I took SEIS 736, Big Data Architecture, during the Spring 2016 with Dr. Brad Rubin. The course explored big data technologies with an emphasis on Apache Hadoop, an open-source, Java-based framework that facilitates the processing and storage of extremely large data sets in a distributed computing environment. We also explored topics such as information retrieval and computer security, as well as technologies such as Apache Spark, Apache Hive, and MapReduce.
To complete weekly assignments and the project, students had to install a Cloudera-configured Virtual Machine running the CentOS 6.3 Linux distribution onto their own laptop computer. Apache Hadoop was installed on the VM on a single node “pseudo” cluster. We used the University of Saint Thomas’s larger, multi-node cluster to conduct research that could not be solved using our VM.

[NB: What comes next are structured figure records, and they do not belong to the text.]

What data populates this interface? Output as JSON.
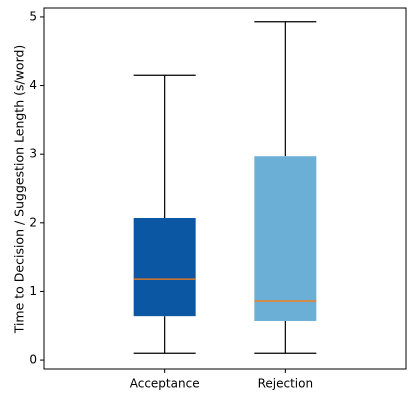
{
  "chart_data": {
    "type": "box",
    "title": "",
    "xlabel": "",
    "ylabel": "Time to Decision / Suggestion Length (s/word)",
    "ylim": [
      -0.13,
      5.13
    ],
    "yticks": [
      0,
      1,
      2,
      3,
      4,
      5
    ],
    "grid": false,
    "categories": [
      "Acceptance",
      "Rejection"
    ],
    "boxes": [
      {
        "category": "Acceptance",
        "whisker_low": 0.1,
        "q1": 0.64,
        "median": 1.18,
        "q3": 2.07,
        "whisker_high": 4.15,
        "color": "#0b57a4"
      },
      {
        "category": "Rejection",
        "whisker_low": 0.1,
        "q1": 0.57,
        "median": 0.86,
        "q3": 2.97,
        "whisker_high": 4.93,
        "color": "#6baed6"
      }
    ],
    "median_color": "#ff7f0e"
  }
}
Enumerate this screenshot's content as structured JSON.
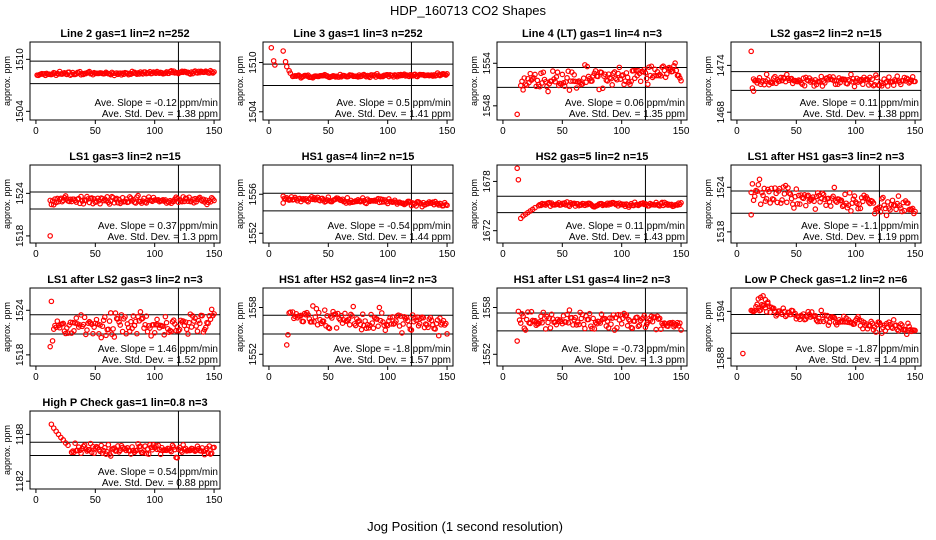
{
  "figure": {
    "title": "HDP_160713  CO2 Shapes",
    "xlabel": "Jog Position (1 second resolution)"
  },
  "style": {
    "point_color": "#ff0000",
    "axis_color": "#000000"
  },
  "chart_data": [
    {
      "type": "scatter",
      "title": "Line 2 gas=1 lin=2 n=252",
      "ylabel": "approx. ppm",
      "xlim": [
        -5,
        155
      ],
      "ylim": [
        1503,
        1512
      ],
      "yticks": [
        1504,
        1510
      ],
      "xticks": [
        0,
        50,
        100,
        150
      ],
      "vline": 120,
      "hlines": [
        1507.2,
        1509.8
      ],
      "slope_text": "Ave. Slope = -0.12  ppm/min",
      "std_text": "Ave. Std. Dev. = 1.38  ppm",
      "points_x_range": [
        1,
        150
      ],
      "trend_start": 1508.3,
      "trend_end": 1508.5,
      "noise": 0.12,
      "outliers": []
    },
    {
      "type": "scatter",
      "title": "Line 3 gas=1 lin=3 n=252",
      "ylabel": "approx. ppm",
      "xlim": [
        -5,
        155
      ],
      "ylim": [
        1503,
        1512.5
      ],
      "yticks": [
        1504,
        1510
      ],
      "xticks": [
        0,
        50,
        100,
        150
      ],
      "vline": 120,
      "hlines": [
        1507.2,
        1509.8
      ],
      "slope_text": "Ave. Slope = 0.5  ppm/min",
      "std_text": "Ave. Std. Dev. = 1.41  ppm",
      "points_x_range": [
        20,
        150
      ],
      "trend_start": 1508.3,
      "trend_end": 1508.5,
      "noise": 0.12,
      "outliers": [
        [
          2,
          1511.8
        ],
        [
          4,
          1510.2
        ],
        [
          5,
          1509.7
        ],
        [
          12,
          1511.4
        ],
        [
          14,
          1510.1
        ],
        [
          15,
          1509.5
        ],
        [
          17,
          1509.0
        ],
        [
          18,
          1508.7
        ]
      ]
    },
    {
      "type": "scatter",
      "title": "Line 4 (LT) gas=1 lin=4 n=3",
      "ylabel": "approx. ppm",
      "xlim": [
        -5,
        155
      ],
      "ylim": [
        1546,
        1557
      ],
      "yticks": [
        1548,
        1554
      ],
      "xticks": [
        0,
        50,
        100,
        150
      ],
      "vline": 120,
      "hlines": [
        1550.6,
        1553.4
      ],
      "slope_text": "Ave. Slope = 0.06  ppm/min",
      "std_text": "Ave. Std. Dev. = 1.35  ppm",
      "points_x_range": [
        15,
        150
      ],
      "trend_start": 1551.3,
      "trend_end": 1552.7,
      "noise": 0.9,
      "outliers": [
        [
          12,
          1546.8
        ]
      ]
    },
    {
      "type": "scatter",
      "title": "LS2 gas=2 lin=2 n=15",
      "ylabel": "approx. ppm",
      "xlim": [
        -5,
        155
      ],
      "ylim": [
        1467,
        1477
      ],
      "yticks": [
        1468,
        1474
      ],
      "xticks": [
        0,
        50,
        100,
        150
      ],
      "vline": 120,
      "hlines": [
        1470.8,
        1473.2
      ],
      "slope_text": "Ave. Slope = 0.11  ppm/min",
      "std_text": "Ave. Std. Dev. = 1.38  ppm",
      "points_x_range": [
        14,
        150
      ],
      "trend_start": 1472.0,
      "trend_end": 1472.0,
      "noise": 0.45,
      "outliers": [
        [
          12,
          1475.8
        ],
        [
          13,
          1471.1
        ],
        [
          14,
          1470.7
        ]
      ]
    },
    {
      "type": "scatter",
      "title": "LS1 gas=3 lin=2 n=15",
      "ylabel": "approx. ppm",
      "xlim": [
        -5,
        155
      ],
      "ylim": [
        1517,
        1528
      ],
      "yticks": [
        1518,
        1524
      ],
      "xticks": [
        0,
        50,
        100,
        150
      ],
      "vline": 120,
      "hlines": [
        1521.8,
        1524.2
      ],
      "slope_text": "Ave. Slope = 0.37  ppm/min",
      "std_text": "Ave. Std. Dev. = 1.3  ppm",
      "points_x_range": [
        12,
        150
      ],
      "trend_start": 1523.0,
      "trend_end": 1523.0,
      "noise": 0.35,
      "outliers": [
        [
          12,
          1518.0
        ]
      ]
    },
    {
      "type": "scatter",
      "title": "HS1 gas=4 lin=2 n=15",
      "ylabel": "approx. ppm",
      "xlim": [
        -5,
        155
      ],
      "ylim": [
        1551,
        1559
      ],
      "yticks": [
        1552,
        1556
      ],
      "xticks": [
        0,
        50,
        100,
        150
      ],
      "vline": 120,
      "hlines": [
        1554.3,
        1556.1
      ],
      "slope_text": "Ave. Slope = -0.54  ppm/min",
      "std_text": "Ave. Std. Dev. = 1.44  ppm",
      "points_x_range": [
        12,
        150
      ],
      "trend_start": 1555.6,
      "trend_end": 1555.0,
      "noise": 0.18,
      "outliers": [
        [
          12,
          1555.1
        ]
      ]
    },
    {
      "type": "scatter",
      "title": "HS2 gas=5 lin=2 n=15",
      "ylabel": "approx. ppm",
      "xlim": [
        -5,
        155
      ],
      "ylim": [
        1670.5,
        1680
      ],
      "yticks": [
        1672,
        1678
      ],
      "xticks": [
        0,
        50,
        100,
        150
      ],
      "vline": 120,
      "hlines": [
        1674.2,
        1676.2
      ],
      "slope_text": "Ave. Slope = 0.11  ppm/min",
      "std_text": "Ave. Std. Dev. = 1.43  ppm",
      "points_x_range": [
        30,
        150
      ],
      "trend_start": 1675.2,
      "trend_end": 1675.2,
      "noise": 0.15,
      "outliers": [
        [
          12,
          1679.6
        ],
        [
          13,
          1678.2
        ],
        [
          15,
          1673.5
        ],
        [
          17,
          1673.8
        ],
        [
          19,
          1674.0
        ],
        [
          21,
          1674.2
        ],
        [
          23,
          1674.4
        ],
        [
          25,
          1674.6
        ],
        [
          27,
          1674.8
        ]
      ]
    },
    {
      "type": "scatter",
      "title": "LS1 after HS1 gas=3 lin=2 n=3",
      "ylabel": "approx. ppm",
      "xlim": [
        -5,
        155
      ],
      "ylim": [
        1516.5,
        1527
      ],
      "yticks": [
        1518,
        1524
      ],
      "xticks": [
        0,
        50,
        100,
        150
      ],
      "vline": 120,
      "hlines": [
        1520.5,
        1523.5
      ],
      "slope_text": "Ave. Slope = -1.1  ppm/min",
      "std_text": "Ave. Std. Dev. = 1.19  ppm",
      "points_x_range": [
        12,
        150
      ],
      "trend_start": 1523.3,
      "trend_end": 1521.2,
      "noise": 0.9,
      "outliers": [
        [
          12,
          1520.3
        ]
      ]
    },
    {
      "type": "scatter",
      "title": "LS1 after LS2 gas=3 lin=2 n=3",
      "ylabel": "approx. ppm",
      "xlim": [
        -5,
        155
      ],
      "ylim": [
        1516.5,
        1527
      ],
      "yticks": [
        1518,
        1524
      ],
      "xticks": [
        0,
        50,
        100,
        150
      ],
      "vline": 120,
      "hlines": [
        1520.8,
        1523.4
      ],
      "slope_text": "Ave. Slope = 1.46  ppm/min",
      "std_text": "Ave. Std. Dev. = 1.52  ppm",
      "points_x_range": [
        14,
        150
      ],
      "trend_start": 1521.8,
      "trend_end": 1522.5,
      "noise": 0.9,
      "outliers": [
        [
          12,
          1519.1
        ],
        [
          13,
          1525.2
        ]
      ]
    },
    {
      "type": "scatter",
      "title": "HS1 after HS2 gas=4 lin=2 n=3",
      "ylabel": "approx. ppm",
      "xlim": [
        -5,
        155
      ],
      "ylim": [
        1550.5,
        1560.5
      ],
      "yticks": [
        1552,
        1558
      ],
      "xticks": [
        0,
        50,
        100,
        150
      ],
      "vline": 120,
      "hlines": [
        1554.6,
        1557.0
      ],
      "slope_text": "Ave. Slope = -1.8  ppm/min",
      "std_text": "Ave. Std. Dev. = 1.57  ppm",
      "points_x_range": [
        20,
        150
      ],
      "trend_start": 1557.0,
      "trend_end": 1555.6,
      "noise": 0.8,
      "outliers": [
        [
          15,
          1553.2
        ],
        [
          16,
          1554.5
        ],
        [
          17,
          1557.3
        ],
        [
          18,
          1557.4
        ]
      ]
    },
    {
      "type": "scatter",
      "title": "HS1 after LS1 gas=4 lin=2 n=3",
      "ylabel": "approx. ppm",
      "xlim": [
        -5,
        155
      ],
      "ylim": [
        1550.5,
        1560.5
      ],
      "yticks": [
        1552,
        1558
      ],
      "xticks": [
        0,
        50,
        100,
        150
      ],
      "vline": 120,
      "hlines": [
        1555.0,
        1557.3
      ],
      "slope_text": "Ave. Slope = -0.73  ppm/min",
      "std_text": "Ave. Std. Dev. = 1.3  ppm",
      "points_x_range": [
        14,
        150
      ],
      "trend_start": 1556.4,
      "trend_end": 1556.0,
      "noise": 0.7,
      "outliers": [
        [
          12,
          1553.7
        ],
        [
          13,
          1557.5
        ]
      ]
    },
    {
      "type": "scatter",
      "title": "Low P Check gas=1.2 lin=2 n=6",
      "ylabel": "approx. ppm",
      "xlim": [
        -5,
        155
      ],
      "ylim": [
        1587,
        1597
      ],
      "yticks": [
        1588,
        1594
      ],
      "xticks": [
        0,
        50,
        100,
        150
      ],
      "vline": 120,
      "hlines": [
        1591.2,
        1593.6
      ],
      "slope_text": "Ave. Slope = -1.87  ppm/min",
      "std_text": "Ave. Std. Dev. = 1.4  ppm",
      "points_x_range": [
        12,
        150
      ],
      "trend_start": 1594.4,
      "trend_end": 1591.6,
      "noise": 0.5,
      "outliers": [
        [
          5,
          1588.6
        ],
        [
          18,
          1595.6
        ],
        [
          20,
          1595.8
        ],
        [
          22,
          1596.0
        ],
        [
          24,
          1595.5
        ],
        [
          26,
          1595.2
        ]
      ]
    },
    {
      "type": "scatter",
      "title": "High P Check gas=1 lin=0.8 n=3",
      "ylabel": "approx. ppm",
      "xlim": [
        -5,
        155
      ],
      "ylim": [
        1181,
        1191
      ],
      "yticks": [
        1182,
        1188
      ],
      "xticks": [
        0,
        50,
        100,
        150
      ],
      "vline": 120,
      "hlines": [
        1185.3,
        1187.0
      ],
      "slope_text": "Ave. Slope = 0.54  ppm/min",
      "std_text": "Ave. Std. Dev. = 0.88  ppm",
      "points_x_range": [
        30,
        150
      ],
      "trend_start": 1186.2,
      "trend_end": 1186.0,
      "noise": 0.45,
      "outliers": [
        [
          13,
          1189.3
        ],
        [
          15,
          1188.8
        ],
        [
          17,
          1188.4
        ],
        [
          19,
          1188.0
        ],
        [
          21,
          1187.6
        ],
        [
          23,
          1187.3
        ],
        [
          25,
          1186.9
        ],
        [
          27,
          1186.6
        ]
      ]
    }
  ]
}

The final project required that we use Hadoop or a similar technology to analyze a large dataset of our choosing. Dr. Rubin suggested that we choose from one of several online, opensourse datasets to complete the project. My research is based on data from the MovieLens web site (http://movielens.org) collected by a University of Minnesota researchers from GroupLens Research.
I conducted my research primarily using Java and Apache Hadoop, buttressing my findings with sprinkles of SQL and Apache Hive. The code I wrote to conduct my research can be found in the source folder. The "research_and_analysis" file offers a detailed explanation of the source code in its overall analysis of the film dataset. The code is best explored in tandem with the research paper.